SCAS News - 14 October, 2014

New Book by Former SCAS Fellow Bernard Wasserstein

The recently published book The Ambiguity of Virtue: Gertrude van Tijn and the Fate of the Dutch
Jews
(Harvard University Press, 2014) was written by Bernard Wasserstein as he was a Fellow in
residence at the Collegium during the academic year 2011-12.

Bernard Wasserstein is Harriet & Ulrich E. Meyer Professor Emeritus of Modern European Jewish
History at the University of Chicago. His research interests are in the history and politics of Israel,
modern Jewish history, and, more generally, in twentieth-century international history. Previous books
include The British in Palestine (1978), Britain and the Jews of Europe: 1939-1945 (1979), The Secret
Lives of
Trebitsch Lincoln (1988), Herbert Samuel (1992), Vanishing Diaspora (1996), Secret War in
Shanghai
(1999), Divided Jerusalem (2001), Israel and Palestine (2003), Barbarism and Civilization:
A History of Europe in Our Time (2008), and On the Eve: The Jews of Europe before the Second World
War
(2012).

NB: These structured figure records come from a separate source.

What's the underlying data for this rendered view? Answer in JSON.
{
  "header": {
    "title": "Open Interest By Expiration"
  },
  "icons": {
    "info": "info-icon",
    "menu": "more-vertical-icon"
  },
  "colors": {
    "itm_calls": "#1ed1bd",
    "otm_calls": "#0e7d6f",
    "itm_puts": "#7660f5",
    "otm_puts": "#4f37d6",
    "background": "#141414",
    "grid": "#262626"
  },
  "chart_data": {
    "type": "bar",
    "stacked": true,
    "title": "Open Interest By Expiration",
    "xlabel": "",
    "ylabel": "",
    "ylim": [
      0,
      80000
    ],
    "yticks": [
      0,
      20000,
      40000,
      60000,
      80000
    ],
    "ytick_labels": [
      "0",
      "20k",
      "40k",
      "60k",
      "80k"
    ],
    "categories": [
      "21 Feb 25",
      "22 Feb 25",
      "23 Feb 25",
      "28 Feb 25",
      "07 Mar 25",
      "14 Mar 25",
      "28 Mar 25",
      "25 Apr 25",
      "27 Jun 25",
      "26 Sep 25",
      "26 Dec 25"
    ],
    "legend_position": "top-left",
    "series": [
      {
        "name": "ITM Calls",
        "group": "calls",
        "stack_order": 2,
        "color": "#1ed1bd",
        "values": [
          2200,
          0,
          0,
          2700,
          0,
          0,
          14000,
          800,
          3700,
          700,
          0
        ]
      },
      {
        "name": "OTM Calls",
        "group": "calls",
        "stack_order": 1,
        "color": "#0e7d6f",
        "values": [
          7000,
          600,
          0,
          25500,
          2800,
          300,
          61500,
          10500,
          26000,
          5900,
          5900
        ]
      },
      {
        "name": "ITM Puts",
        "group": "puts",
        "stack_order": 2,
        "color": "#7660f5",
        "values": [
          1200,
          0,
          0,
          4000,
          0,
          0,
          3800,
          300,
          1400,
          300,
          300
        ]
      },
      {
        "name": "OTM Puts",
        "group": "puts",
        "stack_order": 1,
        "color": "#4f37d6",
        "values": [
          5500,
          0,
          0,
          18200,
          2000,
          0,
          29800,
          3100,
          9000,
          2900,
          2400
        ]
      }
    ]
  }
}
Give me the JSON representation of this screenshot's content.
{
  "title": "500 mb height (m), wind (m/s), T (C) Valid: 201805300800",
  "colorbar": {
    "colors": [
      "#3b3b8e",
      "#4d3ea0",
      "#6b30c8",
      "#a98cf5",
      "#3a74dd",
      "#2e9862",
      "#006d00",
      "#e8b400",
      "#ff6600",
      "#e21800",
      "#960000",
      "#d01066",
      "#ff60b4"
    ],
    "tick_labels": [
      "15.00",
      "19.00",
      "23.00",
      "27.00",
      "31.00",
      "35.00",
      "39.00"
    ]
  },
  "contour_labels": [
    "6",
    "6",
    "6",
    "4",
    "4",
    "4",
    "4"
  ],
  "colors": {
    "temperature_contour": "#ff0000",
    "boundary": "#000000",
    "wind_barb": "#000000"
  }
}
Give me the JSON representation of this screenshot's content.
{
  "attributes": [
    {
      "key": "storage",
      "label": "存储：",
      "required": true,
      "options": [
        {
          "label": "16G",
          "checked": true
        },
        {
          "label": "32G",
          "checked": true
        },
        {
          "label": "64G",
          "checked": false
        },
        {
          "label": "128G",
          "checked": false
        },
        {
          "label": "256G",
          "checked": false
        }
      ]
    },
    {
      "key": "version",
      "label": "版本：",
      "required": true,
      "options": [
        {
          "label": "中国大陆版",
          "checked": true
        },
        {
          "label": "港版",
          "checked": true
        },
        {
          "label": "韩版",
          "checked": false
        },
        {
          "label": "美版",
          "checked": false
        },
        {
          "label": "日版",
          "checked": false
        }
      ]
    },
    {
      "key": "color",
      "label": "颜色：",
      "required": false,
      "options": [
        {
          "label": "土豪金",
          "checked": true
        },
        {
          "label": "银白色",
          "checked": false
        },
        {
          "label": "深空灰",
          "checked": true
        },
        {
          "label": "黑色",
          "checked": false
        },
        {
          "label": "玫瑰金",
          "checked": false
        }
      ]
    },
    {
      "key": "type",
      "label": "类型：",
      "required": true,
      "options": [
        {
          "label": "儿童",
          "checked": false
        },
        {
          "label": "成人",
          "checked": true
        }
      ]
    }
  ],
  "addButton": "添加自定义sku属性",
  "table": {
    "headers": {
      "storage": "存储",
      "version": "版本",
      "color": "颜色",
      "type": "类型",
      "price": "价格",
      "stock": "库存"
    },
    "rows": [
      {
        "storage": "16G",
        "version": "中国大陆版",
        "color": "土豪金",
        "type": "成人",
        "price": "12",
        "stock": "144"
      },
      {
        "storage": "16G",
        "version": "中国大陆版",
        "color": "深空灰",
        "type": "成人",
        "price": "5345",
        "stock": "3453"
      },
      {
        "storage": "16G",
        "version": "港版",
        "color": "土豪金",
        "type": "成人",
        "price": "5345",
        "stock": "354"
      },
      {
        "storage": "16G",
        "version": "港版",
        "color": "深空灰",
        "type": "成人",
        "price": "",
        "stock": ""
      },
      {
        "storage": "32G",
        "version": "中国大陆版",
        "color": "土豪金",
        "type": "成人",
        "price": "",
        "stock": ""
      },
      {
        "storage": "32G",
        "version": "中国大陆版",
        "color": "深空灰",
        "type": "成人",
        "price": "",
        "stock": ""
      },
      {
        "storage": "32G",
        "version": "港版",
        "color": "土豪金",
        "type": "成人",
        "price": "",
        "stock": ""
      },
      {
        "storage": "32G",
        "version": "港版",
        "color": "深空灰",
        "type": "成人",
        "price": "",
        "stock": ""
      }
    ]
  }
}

The latter one, On the Eve: The Jews of Europe before the Second World War, was finalized
during Wasserstein’s time at SCAS.

ABOUT THE BOOK:
In May 1941, Gertrude van Tijn arrived in Lisbon on a mission of mercy from German-occupied
Amsterdam. She came with Nazi approval to the capital of neutral Portugal to negotiate the departure
from Hitler’s Europe of thousands of German and Dutch Jews. Was this middle-aged Jewish woman,
burdened with such a terrible responsibility, merely a pawn of the Nazis, or was her journey a genuine
opportunity to save large numbers of Jews from the gas chambers? In such impossible circumstances,
what is just action, and what is complicity?

A moving account of courage and of all-too-human failings in the face of extraordinary moral challenges,
The Ambiguity of Virtue tells the story of Van Tijn’s work on behalf of her fellow Jews as the avenues
that might save them were closed off. Between 1933 and 1940 Van Tijn helped organize Jewish emigration
from Germany. After the Germans occupied Holland, she worked for the Nazi‐appointed Jewish Council in
Amsterdam and enabled many Jews to escape. Some later called her a heroine for the choices she made;
others denounced her as a collaborator.

Bernard Wasserstein’s haunting narrative draws readers into the twilight world of wartime Europe, to expose
the wrenching dilemmas that confronted Jews under Nazi occupation. Gertrude van Tijn’s experience raises
crucial questions about German policy toward the Jews, about the role of the Jewish Council, and about Dutch,
American, and British responses to the persecution and mass murder of Jews on an unimaginable scale.